Management : Interview avec Valentine de Lasteyrie et Fabrice Domange
INTERVIEW – Pour la première fois, la rédaction de News Assurances Pro a réalisé une interview croisée de deux dirigeants de la profession aux parcours et aux profils distincts mais incarnant une nouvelle forme de management. Valentine de Lasteyrie (directrice générale de l’assureur Albingia) et Fabrice Domange (Président de Marsh France) livrent dans ce long entretien leurs visions respectives sur les questions d’inclusion, de diversité ou encore de RSE, dans une industrie dont l’image est encore vieillissante.
Dans quelle mesure incarnez-vous une nouvelle forme de management ?
Fabrice Domange - De manière concrète, lorsque l’aventure Marsh a débuté pour moi en 2016, une des premières mesures a été d’initier une nouvelle culture d’entreprise avec une transformation en profondeur de l’environnement de travail, des outils, des processus internes et surtout de la dynamique de collaboration entre les équipes. Porté par une vision claire, « Réinventons le plaisir de travailler ensemble », ce projet a été l’élément fondateur de cette transformation.
En termes de management, nous avons également beaucoup travaillé sur ce que l’on appelle les « spans and layers » pour passer de 11 à 4 niveaux hiérarchiques maximum entre chaque collègue et moi. Le but était de clarifier l’organisation, d’améliorer la communication entre les équipes, et enfin de favoriser la responsabilisation de chacun. Il nous a fallu faire preuve d’agilité, de modernité et être à l’écoute de nos collaborateurs/trices pour évoluer avec leurs attentes, les doter de meilleurs outils, leur donner les moyens de mieux concilier vie professionnelle et personnelle. Il est possible d’avoir un management fort et exigeant tout en ayant beaucoup d’écoute, d’empathie et de bienveillance, sachant que nous « manageons » jusqu’à 5 générations en même temps dans l’entreprise, avec des aspirations différentes.

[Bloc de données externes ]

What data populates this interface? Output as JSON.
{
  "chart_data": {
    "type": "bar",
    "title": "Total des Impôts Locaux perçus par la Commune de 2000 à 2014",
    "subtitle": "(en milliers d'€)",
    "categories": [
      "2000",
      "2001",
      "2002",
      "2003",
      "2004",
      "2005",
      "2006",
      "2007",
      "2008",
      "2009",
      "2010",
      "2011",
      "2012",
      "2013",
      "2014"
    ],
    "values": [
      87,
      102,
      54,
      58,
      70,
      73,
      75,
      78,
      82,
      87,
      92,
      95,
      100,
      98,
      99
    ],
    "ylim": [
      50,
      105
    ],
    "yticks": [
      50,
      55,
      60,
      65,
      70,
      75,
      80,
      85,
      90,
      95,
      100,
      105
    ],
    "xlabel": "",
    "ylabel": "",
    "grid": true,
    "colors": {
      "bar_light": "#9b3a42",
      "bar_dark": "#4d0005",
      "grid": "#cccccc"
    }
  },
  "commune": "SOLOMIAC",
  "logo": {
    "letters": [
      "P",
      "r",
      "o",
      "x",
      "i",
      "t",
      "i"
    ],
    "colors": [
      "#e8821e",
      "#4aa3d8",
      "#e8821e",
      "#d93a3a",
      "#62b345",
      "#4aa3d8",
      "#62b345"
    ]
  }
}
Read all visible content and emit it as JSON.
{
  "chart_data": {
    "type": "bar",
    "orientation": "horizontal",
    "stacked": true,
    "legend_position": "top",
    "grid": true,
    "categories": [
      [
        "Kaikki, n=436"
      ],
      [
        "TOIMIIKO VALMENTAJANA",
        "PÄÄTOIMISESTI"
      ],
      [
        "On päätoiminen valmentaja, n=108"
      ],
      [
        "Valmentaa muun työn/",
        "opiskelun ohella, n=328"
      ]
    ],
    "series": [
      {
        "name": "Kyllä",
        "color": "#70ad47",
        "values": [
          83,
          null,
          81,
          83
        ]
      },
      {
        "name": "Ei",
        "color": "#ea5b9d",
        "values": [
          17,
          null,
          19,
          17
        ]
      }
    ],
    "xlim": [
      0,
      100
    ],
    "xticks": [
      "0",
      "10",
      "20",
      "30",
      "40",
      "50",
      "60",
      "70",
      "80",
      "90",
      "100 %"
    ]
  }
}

Valentine de Lasteyrie - Pour moi, la question principale aujourd’hui est celle de donner du sens au travail, un besoin auquel répondent plus aisément les structures à taille humaine comme la nôtre. Donner du sens, c’est d’abord donner à tous les collaborateurs/trices une vision à 360° de leur impact sur le fonctionnement de la compagnie. Ils ont un accès complet à toutes les informations sur la stratégie de l’entreprise et ses enjeux (Solvabilité, IT, gestion d’actifs, réassurance…). De plus, rien ne donne plus de sens que de posséder son outil de travail. Chez Albingia, 50% de nos collaborateurs/trices sont actionnaires de l’entreprise et nous pratiquons l’actionnariat salarié depuis 20 ans.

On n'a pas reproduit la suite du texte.